Why are we not teaching children to celebrate who they are, as whole people? To celebrate their bodies with all their flaws? And why are we as a society perpetuating all these stereotypes which send children into such great discomfort about who they really are? Why can't all children play with any toy and love any colour and do any activity they want to do?

Instead of embracing freedom and delight in who they are, our society is narrowing these kids in, putting them in firmly labelled pink and blue boxes, and when they struggle to climb out of them we tell them it's fine, they can be in the other one. They just need to put a dress on and change their pronouns.

Let's break down the boxes instead, and allow children to be children.

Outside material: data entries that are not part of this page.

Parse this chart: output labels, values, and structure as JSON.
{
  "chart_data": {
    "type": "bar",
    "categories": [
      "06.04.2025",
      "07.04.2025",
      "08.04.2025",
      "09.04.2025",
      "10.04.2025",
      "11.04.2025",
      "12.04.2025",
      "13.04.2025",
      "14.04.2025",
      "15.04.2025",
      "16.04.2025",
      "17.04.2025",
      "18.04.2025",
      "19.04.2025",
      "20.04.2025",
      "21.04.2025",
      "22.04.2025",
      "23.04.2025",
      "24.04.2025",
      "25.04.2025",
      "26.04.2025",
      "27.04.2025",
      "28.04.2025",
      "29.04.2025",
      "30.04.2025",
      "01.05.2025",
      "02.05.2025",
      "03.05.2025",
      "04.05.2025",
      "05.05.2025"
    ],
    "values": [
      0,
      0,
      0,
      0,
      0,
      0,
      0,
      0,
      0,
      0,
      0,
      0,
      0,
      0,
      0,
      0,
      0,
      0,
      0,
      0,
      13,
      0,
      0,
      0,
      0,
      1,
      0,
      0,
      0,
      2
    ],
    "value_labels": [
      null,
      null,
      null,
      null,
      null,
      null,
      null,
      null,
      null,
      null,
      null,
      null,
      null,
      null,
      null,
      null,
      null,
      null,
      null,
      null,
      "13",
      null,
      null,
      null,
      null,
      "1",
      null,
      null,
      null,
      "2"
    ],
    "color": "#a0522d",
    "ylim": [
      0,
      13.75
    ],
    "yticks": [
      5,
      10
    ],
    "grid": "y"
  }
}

I know that gender dysphoria exists and is utterly crippling. I know that some people feel more comfortable in the world expressing themselves in gender norms of the other sex. But the way we are pushing children into this - increasingly - when they express childish ideas, is nothing short of hideous.

In compete agreement, OP.

Madhairday · 22/03/2019 08:27

Your parents sound great, @Midgebabe :)

nolongersurprised · 22/03/2019 08:31

malificent

See rocky’s post above.

It’s really nothing like being gay, not even a tiny bit.
11 year old boy: I think I might like boys. I’m not sure though.
Most parents : OK. Wait and see. We don’t care either way, we’ll love you the same.

11 year old boy: I feel like I’m transgender, I like dancing and long hair and make up and I don’t like sport and trucks. That’s how I know I am really a girl. I want to take medicine that will stop my body changing like a boy’s body and then I want to have an operation to remove my penis and another one to give me breasts. I won’t be able to have children in the future and the lack of normal puberty will affect my learning and brain development. You need to stop calling me Josh and call me Kate and if you don’t let me have medicine and call me your daughter I will threaten to kill myself.